Well we're a week into the new year and I have a progress report for my "Get Fit" goal. So far so good. Here are two "How To" tips for getting fit.


1. Music - I'm more of an awesome bass line and thumpin' bass kick type of girl. So anything upbeat that incorporates those two elements is good for me. Make a playlist for your ipod or mp3 player, crank up the music and move that booty!
If you don't have an ipod or mp3 player reallocate your morning SBUX money to "get a mp3 player fund" iPod shuffles are $75. I'm starting off my day with a run in the morning and it is brrrrrrrr freezing, but as soon as the tunes start cranking my body starts movin' and all is good...until my leg starts cramping and I swear it's going tighten to the point of falling right off. Hopefully your playlist is dripping w/ awesomeness and you sweat right through the pain and get that awesome body you hope for.
2. Distractions - if you're working out at home try and carve out a time where you can work out without distractions. Prime example - I'm trying to workout with a Pilates video from Netflix in the great room, the family is in the same area doing a variety of things. I swear there were 3 other Pilates fitness experts in the room watching my every move. At one point I got a "you're leg's not straight" and "yeah, that doesn't look like what they're doing in the video" I will be the judge of that thank you very much! I guess I can think of the comments as positive criticism, but I spent 1/2 the evening annoyed at the comments. I think I'll take my sisters advice and setup my home gym in the garage. Take that distractions! *fist pump* Likewise if you're at the gym, keep in mind you're there to workout not to hook up. Now if you went to the gym with the intent on making "land a man/woman/both" lol resolution happen then by all means go right ahead, but if that's not what you set out to do then friggin wake up and smell the sweat juices pouring off of strangers bodies! The gym is for working out, getting fit and getting that sweet @$$ body you wanted at the beginning of the year. I'm just saying...
3. McD's, Jack'n'box, Taco Bell or any other fast food temple is not conducive to getting fit and ending up w/ the rock hard abs you want. All you'll end up with is a lumpy, saggy, dimple-ridden belly of ugliness. BEWARE! These places are poison. Don't be a loser.

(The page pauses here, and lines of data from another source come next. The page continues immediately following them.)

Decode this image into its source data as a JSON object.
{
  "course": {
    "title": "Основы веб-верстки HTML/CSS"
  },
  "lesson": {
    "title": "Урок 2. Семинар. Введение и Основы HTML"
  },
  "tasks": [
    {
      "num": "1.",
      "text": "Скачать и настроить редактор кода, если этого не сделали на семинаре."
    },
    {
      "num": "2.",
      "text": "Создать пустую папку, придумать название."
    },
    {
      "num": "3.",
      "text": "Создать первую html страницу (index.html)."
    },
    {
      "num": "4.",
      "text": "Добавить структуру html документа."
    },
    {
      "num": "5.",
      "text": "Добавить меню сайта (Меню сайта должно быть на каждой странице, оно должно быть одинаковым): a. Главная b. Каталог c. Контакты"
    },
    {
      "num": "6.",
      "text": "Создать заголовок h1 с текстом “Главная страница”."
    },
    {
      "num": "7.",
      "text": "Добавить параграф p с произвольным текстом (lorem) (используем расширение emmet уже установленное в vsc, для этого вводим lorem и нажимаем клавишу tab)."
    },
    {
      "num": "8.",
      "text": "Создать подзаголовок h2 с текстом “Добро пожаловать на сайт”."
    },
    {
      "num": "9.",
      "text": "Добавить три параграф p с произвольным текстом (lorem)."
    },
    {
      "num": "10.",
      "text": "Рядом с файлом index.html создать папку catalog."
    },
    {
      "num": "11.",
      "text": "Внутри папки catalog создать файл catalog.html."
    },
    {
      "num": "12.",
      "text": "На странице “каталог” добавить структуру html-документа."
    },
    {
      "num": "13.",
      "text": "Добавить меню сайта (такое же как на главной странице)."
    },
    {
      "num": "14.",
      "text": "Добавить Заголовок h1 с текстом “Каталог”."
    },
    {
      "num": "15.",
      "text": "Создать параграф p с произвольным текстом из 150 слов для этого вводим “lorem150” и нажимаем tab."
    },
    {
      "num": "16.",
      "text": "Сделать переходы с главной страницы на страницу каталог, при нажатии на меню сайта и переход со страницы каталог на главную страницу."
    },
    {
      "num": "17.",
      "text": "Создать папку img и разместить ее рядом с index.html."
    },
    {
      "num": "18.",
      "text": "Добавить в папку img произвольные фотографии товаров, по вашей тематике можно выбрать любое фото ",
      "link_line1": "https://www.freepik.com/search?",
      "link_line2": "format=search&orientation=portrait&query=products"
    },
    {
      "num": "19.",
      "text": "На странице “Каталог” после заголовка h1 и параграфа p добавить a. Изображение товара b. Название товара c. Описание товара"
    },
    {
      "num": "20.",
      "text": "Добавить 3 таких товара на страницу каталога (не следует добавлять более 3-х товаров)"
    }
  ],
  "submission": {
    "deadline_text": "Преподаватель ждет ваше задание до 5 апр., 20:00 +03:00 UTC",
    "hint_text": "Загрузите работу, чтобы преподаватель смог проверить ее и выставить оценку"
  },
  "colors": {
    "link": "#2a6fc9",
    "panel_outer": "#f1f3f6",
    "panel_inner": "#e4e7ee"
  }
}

Alright folks. That's all for now. More to come.

Tuesday, January 5, 2010

How to - give a man hug

a mug? a mag perhaps? lol

In the spirit of "how to" here's your very first "how to" video

http://www.youtube.com/watch?v=JUdWApwbudQ

Hello 2010!

Yikes I cannot believe it's 2010 - I'm all sorts of sad faces and happy faces about that one.

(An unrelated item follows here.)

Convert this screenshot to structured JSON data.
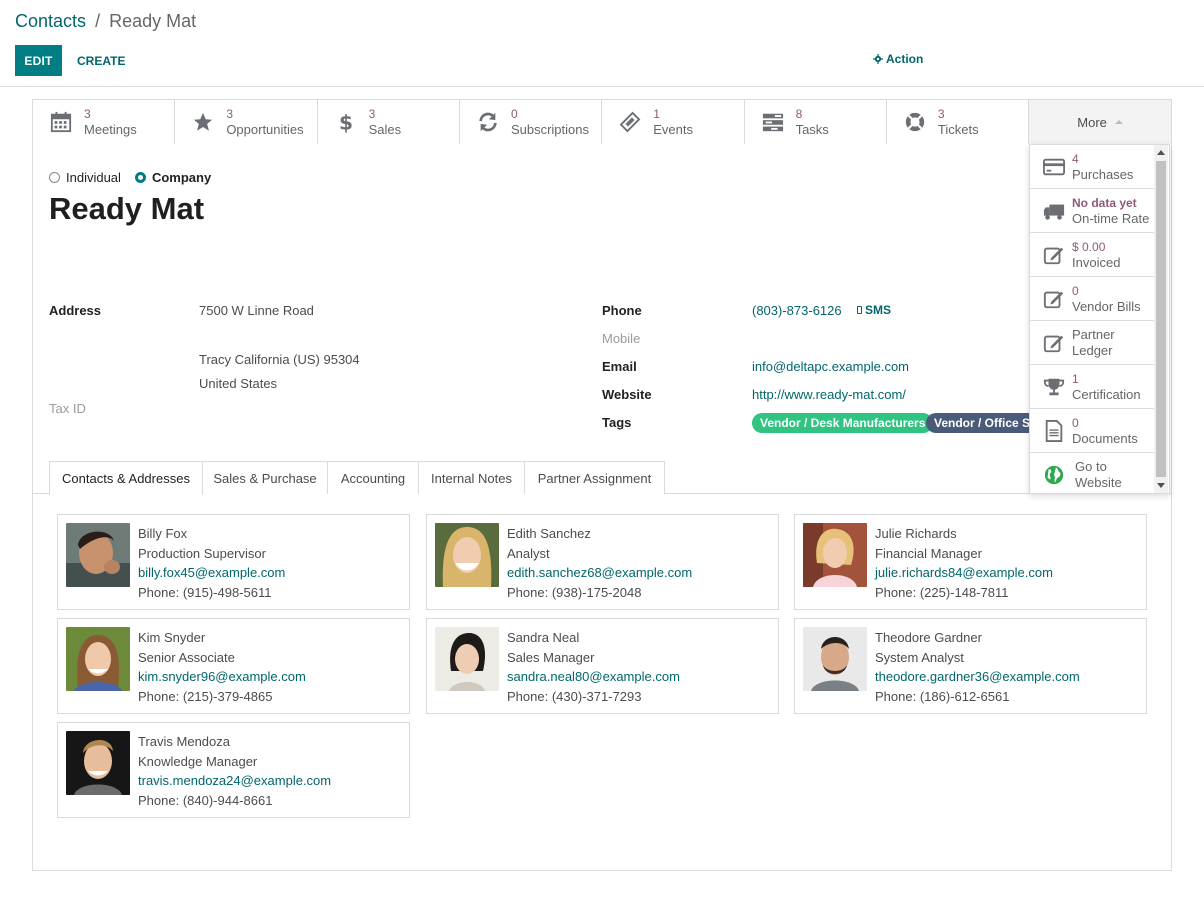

This year your friendly DTG is taking a journey and I'm inviting you all to travel with me (on blogspot of course). As new years would have it I'm thinking of goals - so far I have the usual - lose weight, get fit, finish school (this one has been on my list since I dropped out, I won't say how many years back! lol). We're adding a "How to" twist to the new years resolution:

How to lose weight
how to get yer/my arse back in school and finish already...
how to get a boyfriend? I have zero luck in this field, but here's to trying...
scratch "how to" for world peace because I know that's not happening - let's try how to do something nice for someone else à la random act of kindness - yes I did just go all Mother Theresa on you!

There's plenty more of "How To's" from the the Crazy Asian and the Crazy Cuban, these are mine. I will work on making this happen and lay out my easy (or not so easy) steps. Of course we'll have the "how to" posts for kicks like how to break the awkward silence in the elevator or how to get through the $hit off in the work place restroom (this one is one of my favs).

More to come. Right now I'm going to work on my how to lose weight assignement.
Step one - close all internet explorer windows
Step two - get your lazy arse off the bed
Step three - put on that Tracy Anderson work out vid

- wish me luck. I always end up talking mad trash about Tracy, but love her in the end when I'm done and I feel like 1/2 a millon bucks!